Wszystko opierało się o założenia z zamierzchłej epoki, wręcz z nazistowskich standardów. Ulice stolicy będą czyste, zniknie problem bezdomnych dzieci. Nie będzie się również słyszeć o patologii w domach. Sąsiedzi nie będą zgłaszać przemocy. Domy dziecka nie będą przepełnione. Wszyscy będą więc zadowoleni. Urząd ds. Dzieci i Młodzieży (Jugendamt), przymknie zaś oko na to co dzieje się w domach nowych rodziców. Wykorzystywanie małoletnich przez pedofilów będzie niewielką ceną za ład społeczny. Ba, Kentler przekonał urzędników, że dzięki temu pedofile mogą liczyć na społeczną integrację.

 

Dekady traumy i cierpienia

Domy zastępcze, czy w tym wypadku domy kaźni, istniały od końca lat 60. W XX wieku do 2003 roku. Wszystko było sprawnie umocowane w prawie. Koncepcję seksuologa zatwierdził senat i okręgowe Jugendamty. Wszystko działało z niemiecką dokładnością i precyzją. Nikt nie zadawał pytań. Nikt nie zastanawiał się, dlaczego dzieci trafiają do samotnych mężczyzn.

 

Badania

Sprawa wyszła na jaw dopiero kilka lat temu. Wtedy to milczenie przerwały dwie ofiary takich „zastępczych tatusiów”. Sytuację początkowo zbagatelizowano. Myślano bowiem, że są to odosobnione przypadki. Sprawą zajął się jednak Uniwersytet w Hildesheim, który rozpoczął gruntowną analizę akt oraz rozpoczął serię wywiadów z często dorosłymi już mieszkańcami tych domów. Okazało się, iż Kentler doskonale wiedział, co się dzieje między opiekunem a dzieckiem. Wiedział, że ofiary są wykorzystywane. Był bowiem w stałym kontakcie z dziećmi i oprawcami.

 

Niewinny

Seksuolog przez całe swoje życie nie został postawiony w stan oskarżenia. Gdy pojawiały się jakieś informacje o gwałtach, zwykle były one już przedawnione i sądy umarzały sprawę. Zarówno więc pedofile, jak i sam pomysłodawca uniknęli kary. Oprócz tego ofiary tego brutalnego eksperymentu nie dostały nigdy ani feniga, ani centa odszkodowania.

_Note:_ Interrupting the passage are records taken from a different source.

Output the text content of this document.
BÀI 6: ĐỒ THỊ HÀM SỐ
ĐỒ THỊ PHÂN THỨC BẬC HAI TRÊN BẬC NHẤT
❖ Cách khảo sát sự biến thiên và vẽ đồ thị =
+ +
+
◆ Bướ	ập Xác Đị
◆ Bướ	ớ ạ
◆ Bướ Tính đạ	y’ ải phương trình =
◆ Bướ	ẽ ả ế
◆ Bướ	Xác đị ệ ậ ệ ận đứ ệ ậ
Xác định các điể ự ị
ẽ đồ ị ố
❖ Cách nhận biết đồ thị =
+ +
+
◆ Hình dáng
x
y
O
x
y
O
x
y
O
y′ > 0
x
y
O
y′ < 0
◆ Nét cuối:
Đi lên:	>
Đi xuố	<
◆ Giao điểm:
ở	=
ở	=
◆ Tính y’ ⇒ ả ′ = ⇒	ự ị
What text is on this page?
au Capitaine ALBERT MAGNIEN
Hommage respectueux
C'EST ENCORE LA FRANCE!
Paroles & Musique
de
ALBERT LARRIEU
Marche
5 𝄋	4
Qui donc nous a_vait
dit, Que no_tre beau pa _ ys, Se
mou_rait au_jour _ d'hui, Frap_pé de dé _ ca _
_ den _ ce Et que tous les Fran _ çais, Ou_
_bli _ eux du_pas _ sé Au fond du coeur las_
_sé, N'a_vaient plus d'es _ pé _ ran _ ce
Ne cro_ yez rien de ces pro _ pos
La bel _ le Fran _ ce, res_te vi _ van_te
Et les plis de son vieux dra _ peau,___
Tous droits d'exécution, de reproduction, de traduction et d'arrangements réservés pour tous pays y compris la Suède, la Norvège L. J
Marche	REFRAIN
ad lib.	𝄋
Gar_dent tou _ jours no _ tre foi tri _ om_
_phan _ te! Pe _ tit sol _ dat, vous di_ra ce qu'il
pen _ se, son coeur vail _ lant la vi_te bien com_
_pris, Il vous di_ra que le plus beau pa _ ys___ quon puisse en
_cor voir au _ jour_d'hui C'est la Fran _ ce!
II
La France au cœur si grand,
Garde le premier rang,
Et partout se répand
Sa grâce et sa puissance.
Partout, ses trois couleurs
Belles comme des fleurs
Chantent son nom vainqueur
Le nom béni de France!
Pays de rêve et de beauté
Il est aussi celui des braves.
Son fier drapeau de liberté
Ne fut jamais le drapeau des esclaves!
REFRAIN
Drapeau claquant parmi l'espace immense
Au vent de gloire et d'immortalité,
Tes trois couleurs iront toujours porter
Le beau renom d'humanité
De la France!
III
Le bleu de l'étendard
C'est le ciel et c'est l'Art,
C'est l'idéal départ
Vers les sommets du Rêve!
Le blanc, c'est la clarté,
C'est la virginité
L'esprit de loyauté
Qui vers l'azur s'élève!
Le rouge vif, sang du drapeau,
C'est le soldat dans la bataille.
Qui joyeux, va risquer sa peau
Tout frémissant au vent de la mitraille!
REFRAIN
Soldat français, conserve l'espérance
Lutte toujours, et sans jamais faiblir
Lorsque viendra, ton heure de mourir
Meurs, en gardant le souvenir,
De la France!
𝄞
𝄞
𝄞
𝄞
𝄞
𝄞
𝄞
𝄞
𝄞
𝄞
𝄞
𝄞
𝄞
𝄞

Dokumenty pokazują również inne równie niepokojące rzeczy. Jugendamty, których podstawowym celem jest ochrona małoletnich, nie tylko ignorowały doniesienia o możliwości wykorzystania seksualnego nieletnich. Często stawały nawet w obronie pedofila. Miało to miejsce nie tylko na poziomie lokalnym, ale również okręgowym.

 

Berlińska senator ds. młodzieży i dzieci Sandra Scheeres uważa, iż informacje, podane między innymi przez Frankfurter Allgemeine Zeitung, napawają przerażeniem i zgrozą. Nie wiadomo jednak na chwilę obecną, czy władza rozpocznie jakiekolwiek dochodzenie w tej sprawie i czy wypłaci zadośćuczynienie ofiarom.